Assuming the 90 days horizon Quantitative is expected to generate 1.57 times less return on investment than Old Westbury. In addition to that, Quantitative is 1.05 times more volatile than Old Westbury Large. It trades about 0.06 of its total potential returns per unit of risk. Old Westbury Large is currently generating about 0.09 per unit of volatility. If you would invest  1,494  in Old Westbury Large on August 24, 2024 and sell it today you would earn a total of  613.00  from holding Old Westbury Large or generate 41.03% return on investment over 90 days.
Time Period3 Months [change]
DirectionMoves Together 
StrengthVery Strong
Accuracy100.0%
ValuesDaily Returns

Quantitative U S  vs.  Old Westbury Large

 Performance 
       Timeline  
Quantitative U S 

Risk-Adjusted Performance

6 of 100

 
Weak
 
Strong
Modest
Compared to the overall equity markets, risk-adjusted returns on investments in Quantitative U S are ranked lower than 6 (%) of all funds and portfolios of funds over the last 90 days. In spite of fairly strong basic indicators, Quantitative is not utilizing all of its potentials. The current stock price disturbance, may contribute to short-term losses for the investors.
Old Westbury Large 

Risk-Adjusted Performance

6 of 100

 
Weak
 
Strong
Modest
Compared to the overall equity markets, risk-adjusted returns on investments in Old Westbury Large are ranked lower than 6 (%) of all funds and portfolios of funds over the last 90 days. In spite of fairly strong basic indicators, Old Westbury is not utilizing all of its potentials. The current stock price disturbance, may contribute to short-term losses for the investors.

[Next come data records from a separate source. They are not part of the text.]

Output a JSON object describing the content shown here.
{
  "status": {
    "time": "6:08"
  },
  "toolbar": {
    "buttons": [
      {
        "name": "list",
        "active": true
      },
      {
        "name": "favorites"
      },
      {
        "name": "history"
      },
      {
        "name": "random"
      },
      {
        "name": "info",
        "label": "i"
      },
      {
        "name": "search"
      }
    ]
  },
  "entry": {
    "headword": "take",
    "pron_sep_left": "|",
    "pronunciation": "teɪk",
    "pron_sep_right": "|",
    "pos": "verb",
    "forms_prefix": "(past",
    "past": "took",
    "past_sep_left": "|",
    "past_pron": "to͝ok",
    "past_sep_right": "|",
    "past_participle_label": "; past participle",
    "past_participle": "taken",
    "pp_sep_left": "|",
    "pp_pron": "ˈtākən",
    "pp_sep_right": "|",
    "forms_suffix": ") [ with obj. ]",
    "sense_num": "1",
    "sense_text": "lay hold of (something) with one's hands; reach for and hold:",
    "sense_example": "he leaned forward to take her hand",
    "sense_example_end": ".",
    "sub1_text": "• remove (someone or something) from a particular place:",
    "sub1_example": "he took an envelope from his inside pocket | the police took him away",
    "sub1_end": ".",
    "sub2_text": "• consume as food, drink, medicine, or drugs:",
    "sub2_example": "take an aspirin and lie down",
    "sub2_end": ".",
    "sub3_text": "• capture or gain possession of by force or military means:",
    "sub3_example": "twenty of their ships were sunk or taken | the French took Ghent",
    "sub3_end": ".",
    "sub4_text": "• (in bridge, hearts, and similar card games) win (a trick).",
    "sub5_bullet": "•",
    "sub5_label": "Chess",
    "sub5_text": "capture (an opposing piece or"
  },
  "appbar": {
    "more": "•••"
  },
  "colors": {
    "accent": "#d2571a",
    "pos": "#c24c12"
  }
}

Quantitative and Old Westbury Volatility Contrast

   Predicted Return Density   
       Returns  

Pair Trading with Quantitative and Old Westbury

The main advantage of trading using opposite Quantitative and Old Westbury positions is that it hedges away some unsystematic risk. Because of two separate transactions, even if Quantitative position performs unexpectedly, Old Westbury can make up some of the losses. Pair trading also minimizes risk from directional movements in the market. For example, if an entire industry or sector drops because of unexpected headlines, the short position in Old Westbury will offset losses from the drop in Old Westbury's long position.
The idea behind Quantitative U S and Old Westbury Large pairs trading is to make the combined position market-neutral, meaning the overall market's direction will not affect its win or loss (or potential downside or upside). This can be achieved by designing a pairs trade with two highly correlated stocks or equities that operate in a similar space or sector, making it possible to obtain profits through simple and relatively low-risk investment.
Check out your portfolio center.
Note that this page's information should be used as a complementary analysis to find the right mix of equity instruments to add to your existing portfolios or create a brand new portfolio. You can also try the Theme Ratings module to determine theme ratings based on digital equity recommendations. Macroaxis theme ratings are based on combination of fundamental analysis and risk-adjusted market performance.